No dijo más, pero su mamá entendió a qué se refería.

—Ay, Carmela. Sí. No se me olvida. Al rato, ¿de acuerdo?

—¡Pero que no se te olvide en serio! Le preguntas.

—Osh —dijo su mamá, y frunció el ceño y enseñó los dientes, pero Carmen sabía leer sus expresiones y sabía que eso era, a su modo, una sonrisa. Esto la hizo sonreír también.

Y en la escuela, como para que no se le quitara la sonrisa, no hubo tanto problema como Carmen había temido. Su mamá había dejado en su mochila una carta para la maestra Rita, en la que se daba por enterada de lo ocurrido y prometía ir pronto, y con eso fue suficiente. Los bullies ya se habían puesto a molestar a otra persona y toda la gente hablaba de eso. Y cuando fue a sentarse a su lugar, precisamente a la izquierda del de René…, tampoco pasó nada.

—Gracias —dijo René, en voz baja, mirándola de reojo. Y eso fue todo lo que se dijeron durante el día de clases.

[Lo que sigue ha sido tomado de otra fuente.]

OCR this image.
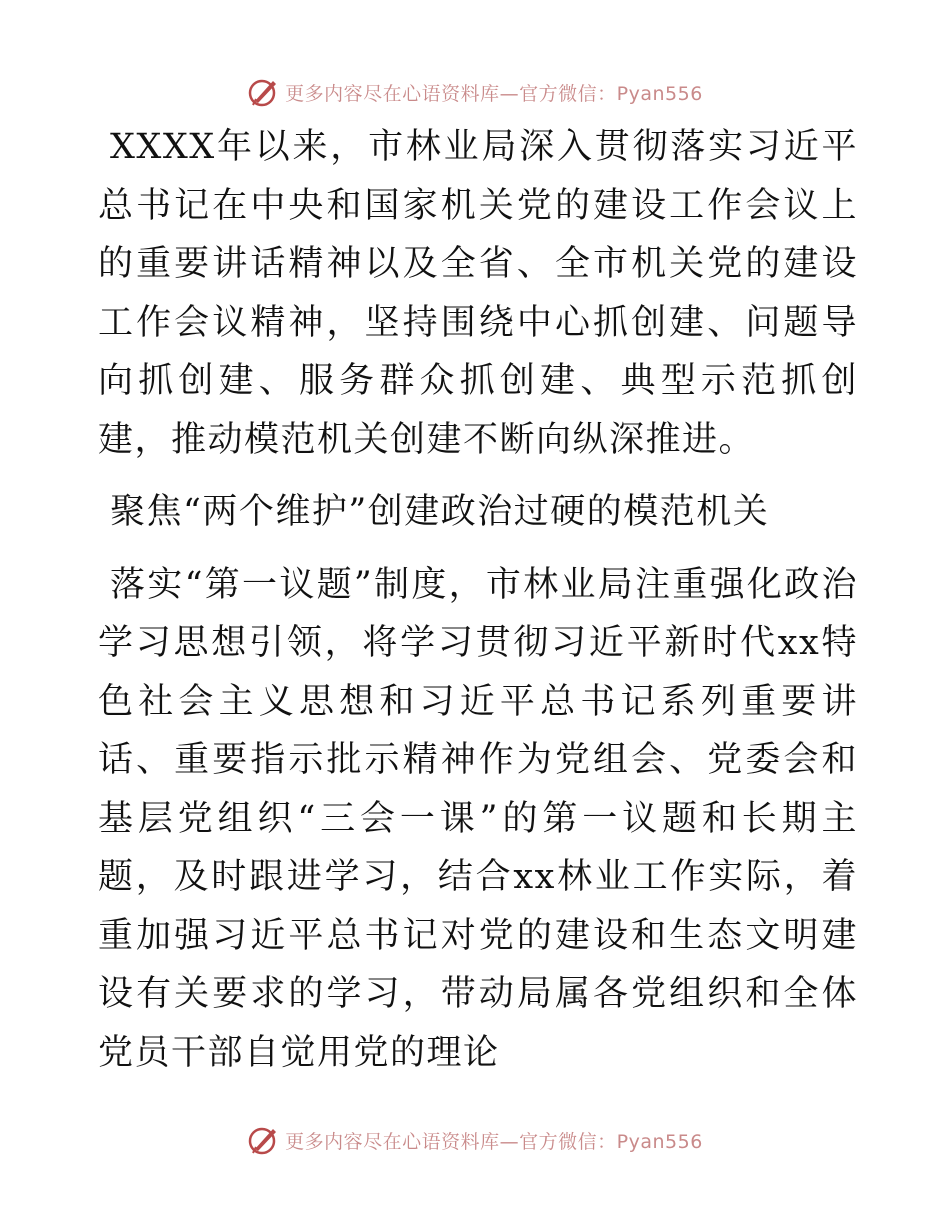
更多内容尽在心语资料库—官方微信：Pyan556

XXXX年以来，市林业局深入贯彻落实习近平总书记在中央和国家机关党的建设工作会议上的重要讲话精神以及全省、全市机关党的建设工作会议精神，坚持围绕中心抓创建、问题导向抓创建、服务群众抓创建、典型示范抓创建，推动模范机关创建不断向纵深推进。

聚焦“两个维护”创建政治过硬的模范机关

落实“第一议题”制度，市林业局注重强化政治学习思想引领，将学习贯彻习近平新时代xx特色社会主义思想和习近平总书记系列重要讲话、重要指示批示精神作为党组会、党委会和基层党组织“三会一课”的第一议题和长期主题，及时跟进学习，结合xx林业工作实际，着重加强习近平总书记对党的建设和生态文明建设有关要求的学习，带动局属各党组织和全体党员干部自觉用党的理论

更多内容尽在心语资料库—官方微信：Pyan556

René no era un tipo horrible como los bullies (que se hacían llamar Los Perros Feos, aunque más bien debían llamarse Los Babosos, pensaba Carmen). Era como cualquier otro de su grupo, flaco, de pelo negro y lacio. Lo más raro –y no era muy raro– era que aún tenía cachetes redondos y rojos, como de niño más chico. Usaba lentes y no era muy sociable que digamos. Ya tenía teléfono, pero lo usaba sobre todo para jugar, él solo. Había quienes le decían “Rané”, o incluso “Rana”, por sus ojos grandes y su cara redonda, y él lo odiaba. En cambio, le encantaban los sándwiches de queso con ate. Tenía dos hermanos grandes, ya casados, y vivía con su papá y su mamá.

Aunque se sentaban uno al lado del otro en el salón, Carmen no le hubiera dedicado un segundo de su tiempo de no ser porque, después de la escuela, los dos debían ir al mismo edificio de oficinas: las mamás de ambos trabajaban en el mismo lugar, entraban y salían a la misma hora… Hasta eran amigas.